Lost Coast buoy found

February 13, 2007 12:00 am
Roger Hermansen manages the slack in the line supplying diver Vic Markytan with oxygen as he uses an underwater blowtorch to cut through the barnacle encrusted chain beneath the drifting buoy. (The Daily Triplicate/Bryant Anderson).
Roger Hermansen manages the slack in the line supplying diver Vic Markytan with oxygen as he uses an underwater blowtorch to cut through the barnacle encrusted chain beneath the drifting buoy. (The Daily Triplicate/Bryant Anderson).

By Nicholas Grube

Triplicate staff writer

The Crescent City Coast Guard Auxiliary needed to run a special mission Monday to retrieve a buoy that drifted from its original station — 600 miles off the Eureka coast.

The buoy, a six-meter NOMAD used to measure and record barometric pressure, wind speeds and wave energy for the National Oceanic and Atmospheric Administration, was eventually recovered 12 miles off the Crescent City coast and brought into the harbor.

On Dec. 7, 2006 the weather station buoy broke loose from its moored station 600 nautical miles west of Eureka and floated almost to the Oregon/California border before it was recovered by a U.S. Coast Guard crew from Astoria.

While they towed the buoy, a 15,000-foot chain that anchored the instrument to the ocean floor snagged and stopped the trek, nearly five miles from the Point St.

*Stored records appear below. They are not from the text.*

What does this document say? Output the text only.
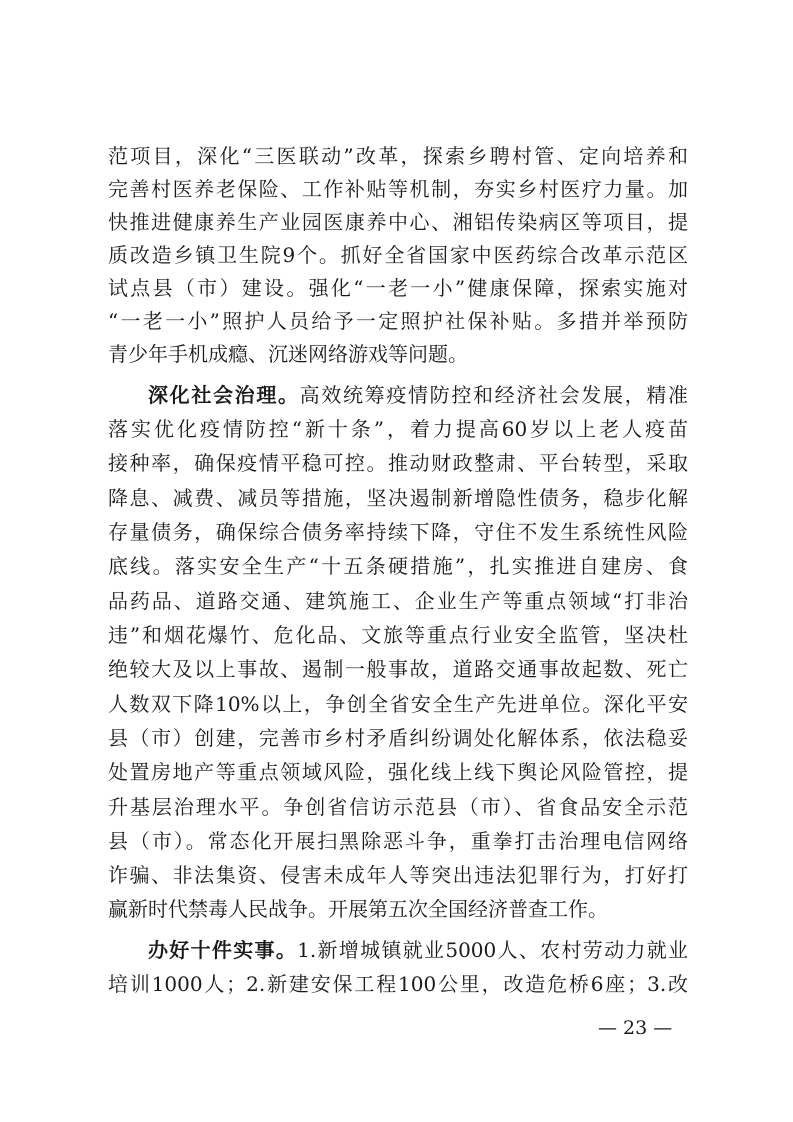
范项目，深化“三医联动”改革，探索乡聘村管、定向培养和
完善村医养老保险、工作补贴等机制，夯实乡村医疗力量。加
快推进健康养生产业园医康养中心、湘铝传染病区等项目，提
质改造乡镇卫生院9个。抓好全省国家中医药综合改革示范区
试点县（市）建设。强化“一老一小”健康保障，探索实施对
“一老一小”照护人员给予一定照护社保补贴。多措并举预防
青少年手机成瘾、沉迷网络游戏等问题。
深化社会治理。高效统筹疫情防控和经济社会发展，精准
落实优化疫情防控“新十条”，着力提高60岁以上老人疫苗
接种率，确保疫情平稳可控。推动财政整肃、平台转型，采取
降息、减费、减员等措施，坚决遏制新增隐性债务，稳步化解
存量债务，确保综合债务率持续下降，守住不发生系统性风险
底线。落实安全生产“十五条硬措施”，扎实推进自建房、食
品药品、道路交通、建筑施工、企业生产等重点领域“打非治
违”和烟花爆竹、危化品、文旅等重点行业安全监管，坚决杜
绝较大及以上事故、遏制一般事故，道路交通事故起数、死亡
人数双下降10%以上，争创全省安全生产先进单位。深化平安
县（市）创建，完善市乡村矛盾纠纷调处化解体系，依法稳妥
处置房地产等重点领域风险，强化线上线下舆论风险管控，提
升基层治理水平。争创省信访示范县（市）、省食品安全示范
县（市）。常态化开展扫黑除恶斗争，重拳打击治理电信网络
诈骗、非法集资、侵害未成年人等突出违法犯罪行为，打好打
赢新时代禁毒人民战争。开展第五次全国经济普查工作。
办好十件实事。1.新增城镇就业5000人、农村劳动力就业
培训1000人；2.新建安保工程100公里，改造危桥6座；3.改
— 23 —
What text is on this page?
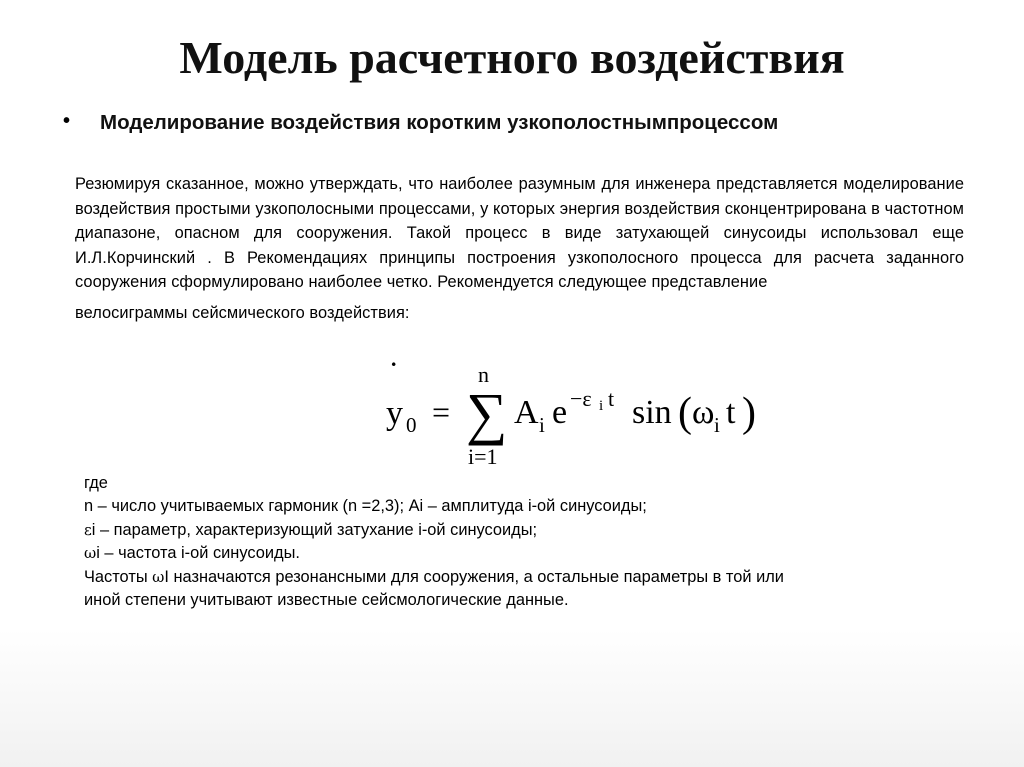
Модель расчетного воздействия
• Моделирование воздействия коротким узкополостнымпроцессом

Резюмируя сказанное, можно утверждать, что наиболее разумным для инженера представляется моделирование воздействия простыми узкополосными процессами, у которых энергия воздействия сконцентрирована в частотном диапазоне, опасном для сооружения. Такой процесс в виде затухающей синусоиды использовал еще И.Л.Корчинский . В Рекомендациях принципы построения узкополосного процесса для расчета заданного сооружения сформулировано наиболее четко. Рекомендуется следующее представление
велосиграммы сейсмического воздействия:

˙
y 0 =
n
∑
i=1
A i e −ε i t sin ( ω i t )
где
n – число учитываемых гармоник (n =2,3); Ai – амплитуда i-ой синусоиды;
εi – параметр, характеризующий затухание i-ой синусоиды;
ωi – частота i-ой синусоиды.
Частоты ωI назначаются резонансными для сооружения, а остальные параметры в той или
иной степени учитывают известные сейсмологические данные.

George Lighthouse.

The Crescent City Auxiliary, on its converted fishing vessel the Two Sisters, assisted in freeing the buoy by sending a diver to cut the one and one-quarter inch chain with an underwater blowtorch.

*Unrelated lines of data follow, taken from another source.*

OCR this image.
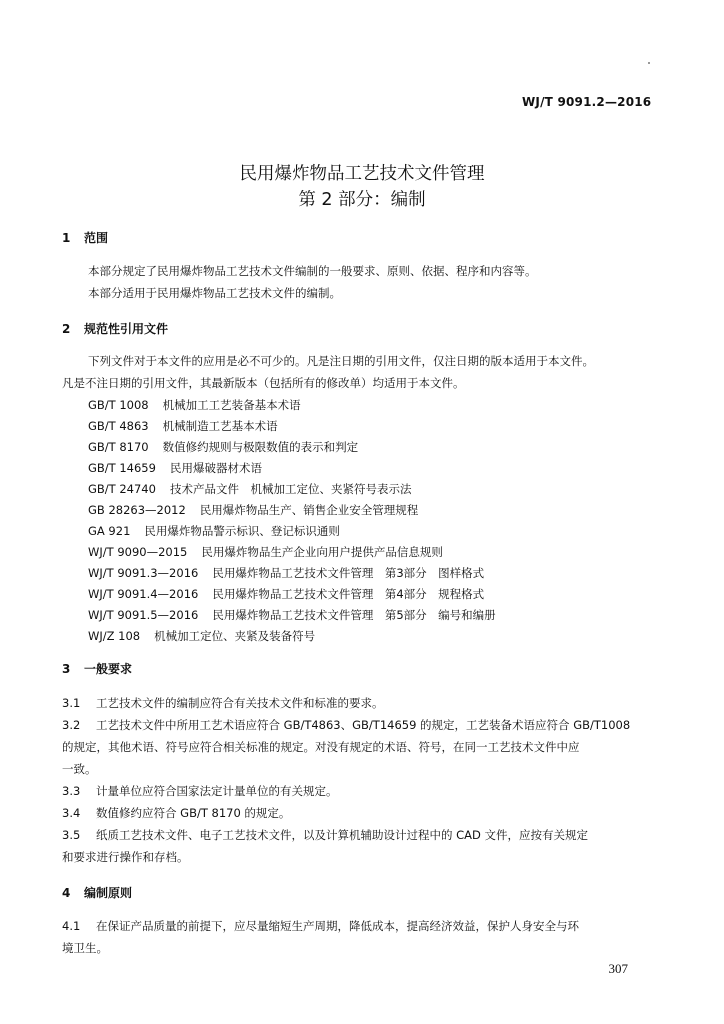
WJ/T 9091.2—2016
民用爆炸物品工艺技术文件管理
第 2 部分：编制
1 范围
本部分规定了民用爆炸物品工艺技术文件编制的一般要求、原则、依据、程序和内容等。
本部分适用于民用爆炸物品工艺技术文件的编制。
2 规范性引用文件
下列文件对于本文件的应用是必不可少的。凡是注日期的引用文件，仅注日期的版本适用于本文件。
凡是不注日期的引用文件，其最新版本（包括所有的修改单）均适用于本文件。
GB/T 1008 机械加工工艺装备基本术语
GB/T 4863 机械制造工艺基本术语
GB/T 8170 数值修约规则与极限数值的表示和判定
GB/T 14659 民用爆破器材术语
GB/T 24740 技术产品文件　机械加工定位、夹紧符号表示法
GB 28263—2012 民用爆炸物品生产、销售企业安全管理规程
GA 921 民用爆炸物品警示标识、登记标识通则
WJ/T 9090—2015 民用爆炸物品生产企业向用户提供产品信息规则
WJ/T 9091.3—2016 民用爆炸物品工艺技术文件管理　第3部分　图样格式
WJ/T 9091.4—2016 民用爆炸物品工艺技术文件管理　第4部分　规程格式
WJ/T 9091.5—2016 民用爆炸物品工艺技术文件管理　第5部分　编号和编册
WJ/Z 108 机械加工定位、夹紧及装备符号
3 一般要求
3.1 工艺技术文件的编制应符合有关技术文件和标准的要求。
3.2 工艺技术文件中所用工艺术语应符合 GB/T4863、GB/T14659 的规定，工艺装备术语应符合 GB/T1008
的规定，其他术语、符号应符合相关标准的规定。对没有规定的术语、符号，在同一工艺技术文件中应
一致。
3.3 计量单位应符合国家法定计量单位的有关规定。
3.4 数值修约应符合 GB/T 8170 的规定。
3.5 纸质工艺技术文件、电子工艺技术文件，以及计算机辅助设计过程中的 CAD 文件，应按有关规定
和要求进行操作和存档。
4 编制原则
4.1 在保证产品质量的前提下，应尽量缩短生产周期，降低成本，提高经济效益，保护人身安全与环
境卫生。
307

Vic Markytan, a diver with M M Diving in Crescent City was the man hired to cut the chain. He said that the buoy presented a unique challenge because of the wave swells.

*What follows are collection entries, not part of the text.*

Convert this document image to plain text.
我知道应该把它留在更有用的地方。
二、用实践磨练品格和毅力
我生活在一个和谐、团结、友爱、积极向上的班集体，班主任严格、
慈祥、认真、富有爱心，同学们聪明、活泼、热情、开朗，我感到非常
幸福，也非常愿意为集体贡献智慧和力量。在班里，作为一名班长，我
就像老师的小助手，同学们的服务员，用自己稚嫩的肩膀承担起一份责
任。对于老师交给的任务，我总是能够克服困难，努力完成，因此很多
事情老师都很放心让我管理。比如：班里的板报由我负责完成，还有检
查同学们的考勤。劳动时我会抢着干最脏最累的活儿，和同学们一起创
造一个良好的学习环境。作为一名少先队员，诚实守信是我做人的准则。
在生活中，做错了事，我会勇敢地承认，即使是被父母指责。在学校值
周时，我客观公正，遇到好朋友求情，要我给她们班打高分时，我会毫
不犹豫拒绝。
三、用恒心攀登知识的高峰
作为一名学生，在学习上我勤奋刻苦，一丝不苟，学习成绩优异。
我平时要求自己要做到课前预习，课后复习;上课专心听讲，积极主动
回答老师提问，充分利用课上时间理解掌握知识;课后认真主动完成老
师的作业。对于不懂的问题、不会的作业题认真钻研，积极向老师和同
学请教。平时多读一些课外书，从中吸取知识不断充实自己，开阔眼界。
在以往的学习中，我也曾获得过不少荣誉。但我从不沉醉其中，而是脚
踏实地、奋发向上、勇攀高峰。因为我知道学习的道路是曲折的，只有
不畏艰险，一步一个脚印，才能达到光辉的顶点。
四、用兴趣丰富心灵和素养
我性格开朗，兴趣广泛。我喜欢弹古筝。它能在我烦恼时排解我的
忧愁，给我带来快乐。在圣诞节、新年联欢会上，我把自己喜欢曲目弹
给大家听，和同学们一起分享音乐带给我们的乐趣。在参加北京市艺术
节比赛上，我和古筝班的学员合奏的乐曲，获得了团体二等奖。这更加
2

"You're just bobbing up and down in the water, underneath the buoy, trying to hold onto the chain and focus (the blowtorch flame) on one small area," Markytan said of his working environment. But within five minutes he had successfully cut through the chain and freed the buoy.

The Chetco River Coast Guard Auxiliary then towed the weather gauge the rest of the way.

Crescent City Auxiliary's Vice Flotilla Commander Charles Kresa said that this operation was unique in that you can't really train for something like this.

"We practice different scenarios with the Del Norte Sheriff's Office and their boat, the fire departments and their boats," Kresa said, "because you never know what's going to come up."

"And you definitely don't see this everyday," he added.